In what could be the first report of a note 9 that catches fire, the legal claim of real estate agent Diane Chung recalls the 2016 disaster of the South Korean company with the Galaxy Note 7, which was so often unloaded by Samsung.
Note 9, which costs about $ 1,000, was not supposed to have this problem, said Samsung officials before its release on August 24.
"The Galaxy Note 9's battery is safer than ever. Users no longer have to worry about batteries, "said CEO Koh Dong-jin, according to reports.
Another Samsung executive, Kate Beaumont, director of product planning, said the company has now put in place a "battery safety check" in several stages and that note 9 would "absolutely not take".
But just after midnight on September 3rd, Chung was in the elevator of a Bayside building when his brand new phone "became extremely hot," according to court documents.
She stopped using the phone and put it in her bag. Suddenly, "she heard a hissing and shrill scream, and she noticed a thick smoke" flowing from her purse, she says.
Chung put the bag on the floor of the elevator and tried to empty it, burning her fingers while she caught the Samsung smoking, says the suit.

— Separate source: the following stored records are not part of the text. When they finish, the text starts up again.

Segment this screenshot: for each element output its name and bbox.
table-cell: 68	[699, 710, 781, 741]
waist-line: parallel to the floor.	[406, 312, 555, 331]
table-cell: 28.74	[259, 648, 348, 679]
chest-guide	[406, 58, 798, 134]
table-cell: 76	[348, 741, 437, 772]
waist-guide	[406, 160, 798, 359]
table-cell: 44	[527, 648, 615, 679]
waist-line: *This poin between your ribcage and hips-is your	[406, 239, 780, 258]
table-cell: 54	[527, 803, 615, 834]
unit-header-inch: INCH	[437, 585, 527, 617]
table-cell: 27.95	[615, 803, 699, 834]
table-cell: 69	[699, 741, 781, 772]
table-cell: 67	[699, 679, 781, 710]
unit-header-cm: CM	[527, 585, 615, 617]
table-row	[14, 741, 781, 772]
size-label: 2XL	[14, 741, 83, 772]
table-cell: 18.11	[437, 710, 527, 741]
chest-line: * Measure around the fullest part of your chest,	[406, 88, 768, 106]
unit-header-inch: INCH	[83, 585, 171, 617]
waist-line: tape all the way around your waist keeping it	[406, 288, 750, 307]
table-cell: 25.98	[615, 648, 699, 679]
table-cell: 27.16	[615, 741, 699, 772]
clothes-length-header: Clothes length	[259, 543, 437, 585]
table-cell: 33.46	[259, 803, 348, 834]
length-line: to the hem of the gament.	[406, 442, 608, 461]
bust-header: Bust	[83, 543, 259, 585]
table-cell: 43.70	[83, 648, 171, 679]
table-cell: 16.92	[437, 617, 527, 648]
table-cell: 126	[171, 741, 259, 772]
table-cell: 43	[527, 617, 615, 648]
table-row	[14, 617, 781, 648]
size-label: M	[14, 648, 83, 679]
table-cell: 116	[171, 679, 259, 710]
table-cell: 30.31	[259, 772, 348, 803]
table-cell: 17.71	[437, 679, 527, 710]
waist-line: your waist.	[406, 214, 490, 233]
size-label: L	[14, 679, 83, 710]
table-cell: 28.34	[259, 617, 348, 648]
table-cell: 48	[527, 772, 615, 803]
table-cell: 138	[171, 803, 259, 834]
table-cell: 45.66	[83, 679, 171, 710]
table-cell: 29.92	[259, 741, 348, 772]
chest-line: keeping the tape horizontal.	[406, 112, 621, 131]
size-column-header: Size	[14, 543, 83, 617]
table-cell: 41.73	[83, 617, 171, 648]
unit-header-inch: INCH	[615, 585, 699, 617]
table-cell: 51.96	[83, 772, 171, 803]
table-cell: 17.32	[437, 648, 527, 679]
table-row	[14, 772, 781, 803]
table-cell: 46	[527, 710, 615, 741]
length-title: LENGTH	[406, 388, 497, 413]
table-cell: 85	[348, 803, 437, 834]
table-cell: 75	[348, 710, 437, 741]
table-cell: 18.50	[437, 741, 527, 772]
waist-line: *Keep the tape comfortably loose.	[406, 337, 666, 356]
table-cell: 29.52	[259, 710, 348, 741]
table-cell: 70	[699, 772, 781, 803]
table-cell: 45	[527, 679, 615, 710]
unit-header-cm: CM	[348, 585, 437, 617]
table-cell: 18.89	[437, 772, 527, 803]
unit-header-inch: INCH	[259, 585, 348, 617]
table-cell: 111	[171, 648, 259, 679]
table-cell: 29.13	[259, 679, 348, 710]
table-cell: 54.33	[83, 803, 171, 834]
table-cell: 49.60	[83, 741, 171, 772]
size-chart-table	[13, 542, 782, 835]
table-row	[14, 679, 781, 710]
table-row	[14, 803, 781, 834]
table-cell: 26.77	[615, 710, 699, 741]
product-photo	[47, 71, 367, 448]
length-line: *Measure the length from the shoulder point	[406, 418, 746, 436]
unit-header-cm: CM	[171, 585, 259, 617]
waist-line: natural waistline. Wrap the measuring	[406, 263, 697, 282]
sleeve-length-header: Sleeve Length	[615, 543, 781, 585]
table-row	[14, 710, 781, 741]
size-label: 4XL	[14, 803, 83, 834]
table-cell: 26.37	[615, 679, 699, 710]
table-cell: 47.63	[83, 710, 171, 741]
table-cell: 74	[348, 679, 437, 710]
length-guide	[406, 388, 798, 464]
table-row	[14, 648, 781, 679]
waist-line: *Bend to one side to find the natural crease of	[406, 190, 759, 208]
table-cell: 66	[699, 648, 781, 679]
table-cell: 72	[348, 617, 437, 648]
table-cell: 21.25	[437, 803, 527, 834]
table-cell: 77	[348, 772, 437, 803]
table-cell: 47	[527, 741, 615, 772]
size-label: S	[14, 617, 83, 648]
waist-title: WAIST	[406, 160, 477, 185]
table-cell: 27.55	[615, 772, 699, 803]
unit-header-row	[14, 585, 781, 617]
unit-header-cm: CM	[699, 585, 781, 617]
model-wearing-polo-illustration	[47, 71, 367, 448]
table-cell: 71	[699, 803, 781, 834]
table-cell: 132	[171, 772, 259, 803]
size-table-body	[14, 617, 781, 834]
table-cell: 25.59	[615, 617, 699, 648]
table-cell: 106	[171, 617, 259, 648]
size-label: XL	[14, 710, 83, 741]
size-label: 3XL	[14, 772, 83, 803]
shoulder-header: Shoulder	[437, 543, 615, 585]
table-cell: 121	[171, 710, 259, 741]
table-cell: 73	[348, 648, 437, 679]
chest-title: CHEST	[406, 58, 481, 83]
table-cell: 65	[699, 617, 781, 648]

Trapped alone in the elevator and "extremely panicked," Chung dropped the phone and began to break the buttons of the elevator, thick smoke making it hard to see.
As she reached the lobby, she pulled the phone from the elevator that sizzled.
The mobile did not stop burning until a good Samaritan took it with a rag and plunged it into a bucket of water, says Chung in the lawsuit of the Supreme Court of Queens.
The fire prevented him from contacting customers and ruined everything in his bag, says Chung, who described the experience as "traumatic."
Samsung should have known that the phone was "defective", charges Chung, who wants unspecified damages and a restraining order prohibiting the sale of any Galaxy Note 9.
Samsung, which did not respond to requests for comment, pinned the explosive batteries in Note 7 on manufacturing issues.